'I feel depressed'. You must have heard or said this before. Yet depression goes beyond sadness, irrespective of how intense the sadness is. Depression is a mental disorder arising out of imbalances of certain hormones. This imbalance is caused by vulnerability induced in us by particular genes or early life experiences, and triggered by our current life events.
This means that it is more complicated than sadness. Sadness is a natural human emotion that cannot be negated or avoided. It does not necessarily show same signs, or occur for a prolonged period of time, as depression does. Prolonged low mood, guilt, tiredness, lack of motivation, etc. are some symptoms that mark depression.
In 2017, the World Health Organisation, in a report, estimated that about 57 million people in India suffer from depression. This is 18% of the world estimate. And the numbers are predicted to increase soon.
You need to look out for certain signs and symptoms in case you suspect you or someone you know may be suffering from depression. Besides extreme low mood, high irritability, loss of appetite, inability to get out of bed, hopelessness, helplessness, thoughts of suicide, and low self-esteem may be tell-tale signs of depression. Children may also show signs of tantrums, complaints of headache and stomach ache, and boredom.
Usually the signs need to be monitored for about 2 weeks, before going to seek help. And the severity and type may also differ.
The WHO report (2017) also point out that about 87.2-95.7% Indians with depression don't get treated. However, it is essential to consult a psychiatrist. The normal functioning of daily life can return with help.
But it is easier said than done. Let's face it - mental health care is either expensive or poor in quality. Moreover, efficient professionals have a long wait-list. So, till you find a suitable professional, there are some things you can do.
The following techniques will help you manage your depression, although they cannot replace psychotherapy.
In depression, you may not feel like eating at all, or eat unhealthy food. Make a conscious effort to change. When you do not feel like eating, coax your mind into taking just one bite. When you feel like eating a lot, switch to complex carbohydrates and fruits, instead of sugar and fast-food.

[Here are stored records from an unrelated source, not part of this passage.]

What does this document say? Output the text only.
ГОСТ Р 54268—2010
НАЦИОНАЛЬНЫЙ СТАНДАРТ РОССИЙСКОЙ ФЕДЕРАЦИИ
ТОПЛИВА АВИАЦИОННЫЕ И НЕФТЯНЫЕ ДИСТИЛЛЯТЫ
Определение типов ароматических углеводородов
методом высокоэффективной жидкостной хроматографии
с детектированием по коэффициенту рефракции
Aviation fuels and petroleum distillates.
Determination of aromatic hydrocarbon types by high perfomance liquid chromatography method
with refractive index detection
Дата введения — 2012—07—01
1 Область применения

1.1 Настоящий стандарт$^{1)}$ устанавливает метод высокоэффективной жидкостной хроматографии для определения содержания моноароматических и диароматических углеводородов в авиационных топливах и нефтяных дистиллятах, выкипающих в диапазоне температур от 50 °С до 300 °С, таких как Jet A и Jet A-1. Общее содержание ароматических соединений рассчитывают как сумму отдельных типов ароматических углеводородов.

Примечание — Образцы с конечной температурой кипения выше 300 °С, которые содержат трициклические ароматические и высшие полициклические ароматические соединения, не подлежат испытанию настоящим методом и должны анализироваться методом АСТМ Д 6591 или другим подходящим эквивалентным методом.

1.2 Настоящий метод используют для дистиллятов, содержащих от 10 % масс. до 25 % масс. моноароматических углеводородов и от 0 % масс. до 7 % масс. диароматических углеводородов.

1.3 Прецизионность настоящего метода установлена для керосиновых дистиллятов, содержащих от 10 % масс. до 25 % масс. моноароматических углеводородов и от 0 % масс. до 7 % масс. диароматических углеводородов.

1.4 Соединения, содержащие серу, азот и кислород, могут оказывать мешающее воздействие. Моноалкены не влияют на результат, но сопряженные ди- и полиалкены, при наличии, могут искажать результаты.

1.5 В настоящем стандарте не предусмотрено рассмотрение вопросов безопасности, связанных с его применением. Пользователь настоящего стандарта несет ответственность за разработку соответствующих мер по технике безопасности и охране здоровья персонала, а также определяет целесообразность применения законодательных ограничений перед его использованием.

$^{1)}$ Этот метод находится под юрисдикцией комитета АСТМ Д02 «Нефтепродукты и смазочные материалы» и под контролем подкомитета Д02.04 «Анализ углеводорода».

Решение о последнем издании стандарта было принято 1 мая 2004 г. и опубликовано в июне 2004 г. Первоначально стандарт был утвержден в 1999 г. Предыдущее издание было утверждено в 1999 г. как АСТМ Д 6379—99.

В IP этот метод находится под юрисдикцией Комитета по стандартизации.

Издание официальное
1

We lose a lot of sleep during this period. If falling asleep takes time, try going to bed early, free of mobile phones. Listen to sleep-inducing music. Use aromas that help induce sleep. Try drinking chamomile tea before going to bed.
People without much social support often undergo depression. With the city-life and migration distancing us from our kin, it is best to try finding a reliable social support network. You may feel there is no one for you. But try talking about your issue to your support network, even if you have to force it out initially.

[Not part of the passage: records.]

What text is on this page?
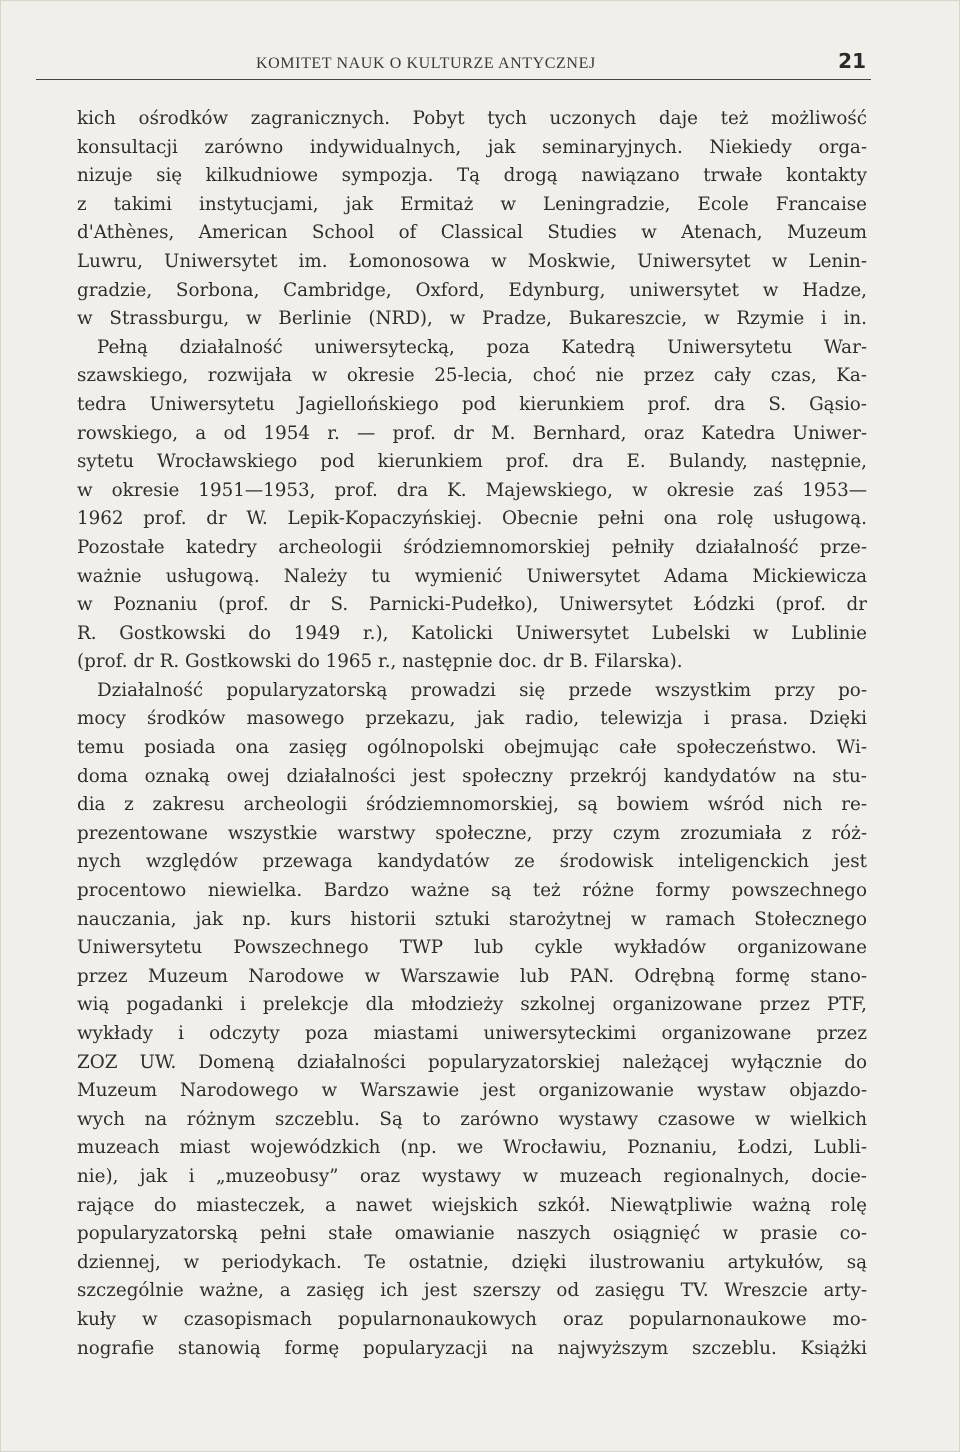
KOMITET NAUK O KULTURZE ANTYCZNEJ	21
kich ośrodków zagranicznych. Pobyt tych uczonych daje też możliwość
konsultacji zarówno indywidualnych, jak seminaryjnych. Niekiedy orga-
nizuje się kilkudniowe sympozja. Tą drogą nawiązano trwałe kontakty
z takimi instytucjami, jak Ermitaż w Leningradzie, Ecole Francaise
d'Athènes, American School of Classical Studies w Atenach, Muzeum
Luwru, Uniwersytet im. Łomonosowa w Moskwie, Uniwersytet w Lenin-
gradzie, Sorbona, Cambridge, Oxford, Edynburg, uniwersytet w Hadze,
w Strassburgu, w Berlinie (NRD), w Pradze, Bukareszcie, w Rzymie i in.
Pełną działalność uniwersytecką, poza Katedrą Uniwersytetu War-
szawskiego, rozwijała w okresie 25-lecia, choć nie przez cały czas, Ka-
tedra Uniwersytetu Jagiellońskiego pod kierunkiem prof. dra S. Gąsio-
rowskiego, a od 1954 r. — prof. dr M. Bernhard, oraz Katedra Uniwer-
sytetu Wrocławskiego pod kierunkiem prof. dra E. Bulandy, następnie,
w okresie 1951—1953, prof. dra K. Majewskiego, w okresie zaś 1953—
1962 prof. dr W. Lepik-Kopaczyńskiej. Obecnie pełni ona rolę usługową.
Pozostałe katedry archeologii śródziemnomorskiej pełniły działalność prze-
ważnie usługową. Należy tu wymienić Uniwersytet Adama Mickiewicza
w Poznaniu (prof. dr S. Parnicki-Pudełko), Uniwersytet Łódzki (prof. dr
R. Gostkowski do 1949 r.), Katolicki Uniwersytet Lubelski w Lublinie
(prof. dr R. Gostkowski do 1965 r., następnie doc. dr B. Filarska).
Działalność popularyzatorską prowadzi się przede wszystkim przy po-
mocy środków masowego przekazu, jak radio, telewizja i prasa. Dzięki
temu posiada ona zasięg ogólnopolski obejmując całe społeczeństwo. Wi-
doma oznaką owej działalności jest społeczny przekrój kandydatów na stu-
dia z zakresu archeologii śródziemnomorskiej, są bowiem wśród nich re-
prezentowane wszystkie warstwy społeczne, przy czym zrozumiała z róż-
nych względów przewaga kandydatów ze środowisk inteligenckich jest
procentowo niewielka. Bardzo ważne są też różne formy powszechnego
nauczania, jak np. kurs historii sztuki starożytnej w ramach Stołecznego
Uniwersytetu Powszechnego TWP lub cykle wykładów organizowane
przez Muzeum Narodowe w Warszawie lub PAN. Odrębną formę stano-
wią pogadanki i prelekcje dla młodzieży szkolnej organizowane przez PTF,
wykłady i odczyty poza miastami uniwersyteckimi organizowane przez
ZOZ UW. Domeną działalności popularyzatorskiej należącej wyłącznie do
Muzeum Narodowego w Warszawie jest organizowanie wystaw objazdo-
wych na różnym szczeblu. Są to zarówno wystawy czasowe w wielkich
muzeach miast wojewódzkich (np. we Wrocławiu, Poznaniu, Łodzi, Lubli-
nie), jak i „muzeobusy” oraz wystawy w muzeach regionalnych, docie-
rające do miasteczek, a nawet wiejskich szkół. Niewątpliwie ważną rolę
popularyzatorską pełni stałe omawianie naszych osiągnięć w prasie co-
dziennej, w periodykach. Te ostatnie, dzięki ilustrowaniu artykułów, są
szczególnie ważne, a zasięg ich jest szerszy od zasięgu TV. Wreszcie arty-
kuły w czasopismach popularnonaukowych oraz popularnonaukowe mo-
nografie stanowią formę popularyzacji na najwyższym szczeblu. Książki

Make a schedule for the day. Do not keep it too packed-up. Try planning out something small in the beginning - even if it is something as small as simply getting out of bed and taking a 10-minute walk. Then as you accomplish this, try inculcating more activities slowly. Remember! 'Baby steps' is the key here.
Besides this, try keeping a note of all the negative thoughts that cross your mind, their triggers and possibilities. You can use the Dysfunctional Thought Record form for this (check reference 1 and 3).
I reiterate here that following the above mentioned guide is difficult. But it will get better eventually.